Koreatown is a fascinating, bustling neighborhood in Central Los Angeles, known for its ethnic diversity, outstanding restaurants, enticing shops, and grocery stores with unique Asian produce and products. We had never been to Koreatown, but we recently had the opportunity to dine at one of its most impressive restaurants, Star King BBQ.
The restaurant’s owner, Jackie Yoo, pointed out that Star King BBQ is the only Asian restaurant in Los Angeles serving Piedmontese beef, which is known for its premier cuts that are especially delicious and nutritious. The cattle producing this beef originated in the Piedmont region of Northern Italy and are now raised in the Great Plains of Nebraska. This breed is genetically exceptional with its unique double muscling that results in very little fat. The cattle are nourished on a pure vegetarian diet. All this combines to produce lean meat that is also flavorful, tender and juicy. We were about to find out why Piedmontese is so special.
We were with a group of food writers ready for a special Sunday lunch at Star King BBQ. We discovered that Korean food is not exotic or strange but full of interesting, pleasing flavor combinations that our unaccustomed palates found unique and definitely tasty. We sat at long tables with coal-fired, cooking grills in the center of them. The first treat for our eyes (and then our palates of course) was Ban Chan, which is a traditional Korean arrangement of small bowls of seasonal side dishes that had been fermented or pickled and included such treats as kimchi, broccolini, spicy anchovies, squash salad, corn and pea salad, and toasted seaweed salad. We tasted these colorful side dishes throughout our meal and particularly enjoyed them as enhancements to the grilled beef.
We were then served some classic Korean salads with special flavors:
Do Tori Muk Muchin: This attractive salad featured acorn jelly (made in-house) that had been tossed with a light and tangy sesame dressing with cucumbers, jalapenos, chives and toasted seaweed. Although acorn jelly may not sound too appealing, it was surprisingly delicious and perfectly complemented the other salad ingredients.
Jap-chae: Glass noodles made from sweet potatoes had been sautéed with cabbage, spinach and green onions in a sweet, soy-based sauce. The glass noodles were light and nicely absorbed the tasty sauce. We also enjoyed a wonderful crunchy, cold beef salad.
Next we were served a special dish presented in an original Korean lunch box. Rice was topped with a fried egg and it was all mixed with toasted seaweed, sautéed kimchee and anchovies. The presentation was intriguing and the tastes were delectable.
Now it was finally time to try the grilled Piedmontese. Our server cooked the beef in front of us on the smokeless grills, but we learned that guests at Star King also have the option of cooking the beef themselves. First we were presented with a platter of the deep pink, raw beef cuts along with onions and mushrooms. In addition to the Ban Chan, small dishes of sauces and crushed sea salt nicely enhanced the meat.

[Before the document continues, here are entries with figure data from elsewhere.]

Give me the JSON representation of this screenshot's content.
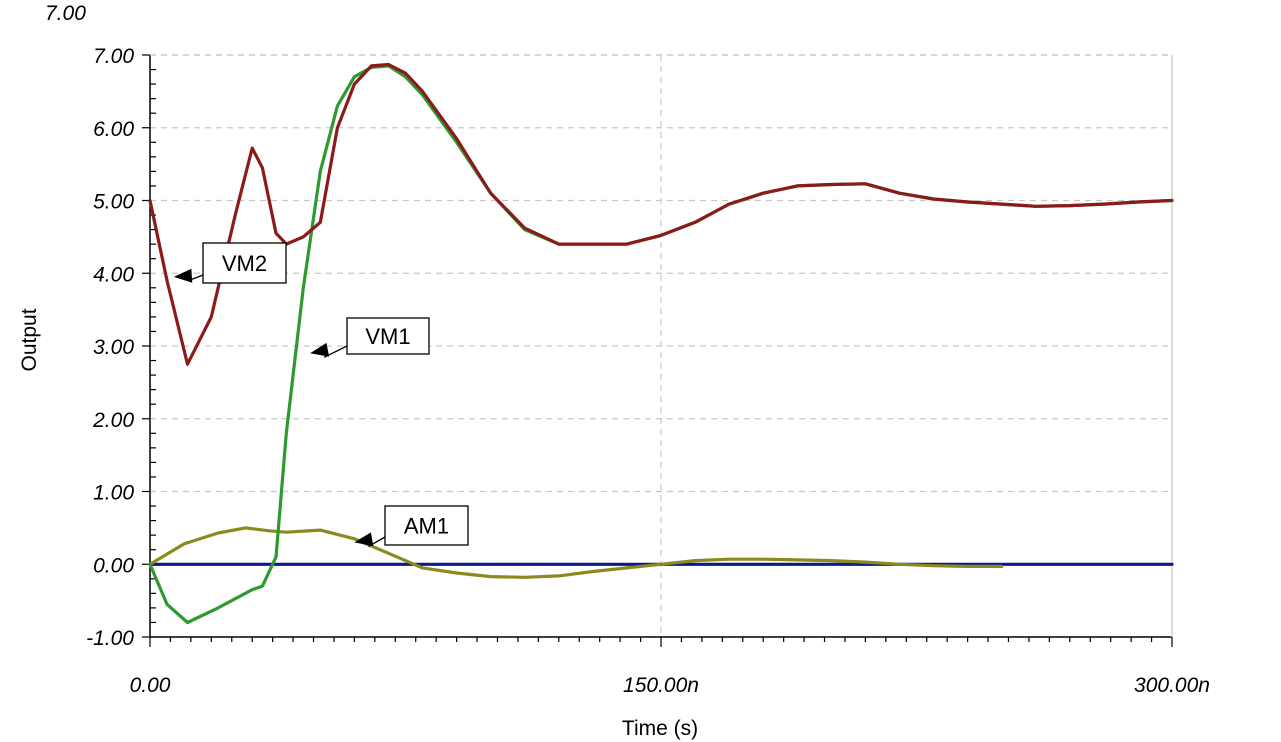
{
  "chart_data": {
    "type": "line",
    "title": "",
    "xlabel": "Time (s)",
    "ylabel": "Output",
    "x_unit": "ns",
    "xlim": [
      0,
      300
    ],
    "ylim": [
      -1,
      7
    ],
    "x_tick_values": [
      0,
      150,
      300
    ],
    "x_tick_labels": [
      "0.00",
      "150.00n",
      "300.00n"
    ],
    "y_tick_values": [
      -1,
      0,
      1,
      2,
      3,
      4,
      5,
      6,
      7
    ],
    "y_tick_labels": [
      "-1.00",
      "0.00",
      "1.00",
      "2.00",
      "3.00",
      "4.00",
      "5.00",
      "6.00",
      "7.00"
    ],
    "top_partial_label": "7.00",
    "grid": true,
    "series": [
      {
        "name": "VM1",
        "color": "#2e9a2e",
        "x": [
          0,
          5,
          11,
          20,
          30,
          33,
          37,
          40,
          45,
          50,
          55,
          60,
          65,
          70,
          75,
          80,
          90,
          100,
          110,
          120,
          130,
          140,
          150,
          160,
          170,
          180,
          190,
          200,
          210,
          220,
          230,
          240,
          250,
          260,
          270,
          280,
          290,
          300
        ],
        "values": [
          0,
          -0.55,
          -0.8,
          -0.6,
          -0.35,
          -0.3,
          0.1,
          1.8,
          3.8,
          5.4,
          6.3,
          6.7,
          6.83,
          6.85,
          6.7,
          6.45,
          5.8,
          5.1,
          4.6,
          4.4,
          4.4,
          4.4,
          4.52,
          4.7,
          4.95,
          5.1,
          5.2,
          5.22,
          5.23,
          5.1,
          5.02,
          4.98,
          4.95,
          4.92,
          4.93,
          4.95,
          4.98,
          5.0
        ]
      },
      {
        "name": "VM2",
        "color": "#8b1a1a",
        "x": [
          0,
          5,
          11,
          18,
          25,
          30,
          33,
          37,
          40,
          45,
          50,
          55,
          60,
          65,
          70,
          75,
          80,
          90,
          100,
          110,
          120,
          130,
          140,
          150,
          160,
          170,
          180,
          190,
          200,
          210,
          220,
          230,
          240,
          250,
          260,
          270,
          280,
          290,
          300
        ],
        "values": [
          5.0,
          3.9,
          2.75,
          3.4,
          4.8,
          5.72,
          5.45,
          4.55,
          4.4,
          4.5,
          4.7,
          6.0,
          6.6,
          6.85,
          6.87,
          6.75,
          6.5,
          5.85,
          5.1,
          4.62,
          4.4,
          4.4,
          4.4,
          4.52,
          4.7,
          4.95,
          5.1,
          5.2,
          5.22,
          5.23,
          5.1,
          5.02,
          4.98,
          4.95,
          4.92,
          4.93,
          4.95,
          4.98,
          5.0
        ]
      },
      {
        "name": "AM1",
        "color": "#8a8a1e",
        "x": [
          0,
          10,
          20,
          28,
          35,
          40,
          50,
          60,
          70,
          80,
          90,
          100,
          110,
          120,
          130,
          140,
          150,
          160,
          170,
          180,
          190,
          200,
          210,
          220,
          230,
          240,
          250
        ],
        "values": [
          0,
          0.28,
          0.43,
          0.5,
          0.46,
          0.44,
          0.47,
          0.35,
          0.15,
          -0.05,
          -0.12,
          -0.17,
          -0.18,
          -0.16,
          -0.1,
          -0.05,
          0.0,
          0.05,
          0.07,
          0.07,
          0.06,
          0.05,
          0.03,
          0.0,
          -0.02,
          -0.03,
          -0.03
        ]
      },
      {
        "name": "",
        "color": "#0a1a8c",
        "x": [
          0,
          300
        ],
        "values": [
          0,
          0
        ]
      }
    ],
    "annotations": [
      {
        "text": "VM2",
        "series": "VM2",
        "point_x": 7,
        "point_y": 3.95
      },
      {
        "text": "VM1",
        "series": "VM1",
        "point_x": 47,
        "point_y": 2.9
      },
      {
        "text": "AM1",
        "series": "AM1",
        "point_x": 60,
        "point_y": 0.3
      }
    ]
  }
}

We tried three different beef cuts. We really enjoyed the Brisket Point which had been thinly sliced and was tender and flavorful. We loved the Tomahawk Ribeye that had been brushed with olive oil that caramelized on the grill. This special cut of beef melted in our mouths and was a gustatory treat since the Tomahawk is not readily available in most restaurants. When the beef was almost cooked, the server took it off the grill and sliced it into smaller pieces, which were then placed back on the grill and seared according to our tastes, along with the onion and mushrooms. Finally, we savored Star King’s signature short ribs that had marinated in the restaurant’s original, soy-based marinade for 48 hours. Most of us just picked up these ribs and the meat fell right off the bone into our welcoming mouths. I had never tasted short ribs as flavorful as these. We were convinced that Piedmontese was indeed a very special beef and it was nice to know that it wasn’t full of fat but was tender and full of great taste.
We enjoyed our meal with samplings of a variety of beverages including traditional barley tea; Bok Bun Ja, a sweet raspberry wine; Soju, a rice wine somewhat like vodka or sake; and Makkeoil, a mellow rice wine served in a small traditional bowl.
We will come back to Star King BBQ and Koreatown again and again. It’s the next best thing to actually traveling to Korea. We also walked in and out of fascinating, nearby shops and through a huge market chock-full of Korean products we had never seen before. (We now have Roasted Seasoned Laver in our pantry.)
Star King BBQ is located at 3807 Wilshire Blvd., just minutes from downtown LA. It is open seven days a week, Monday through Friday from 11 a.m. until 11 p.m., and Saturday and Sunday from noon until 11 p.m. Reservations are not always necessary but are recommended. Call 213-384-5464. And be ready for a special treat.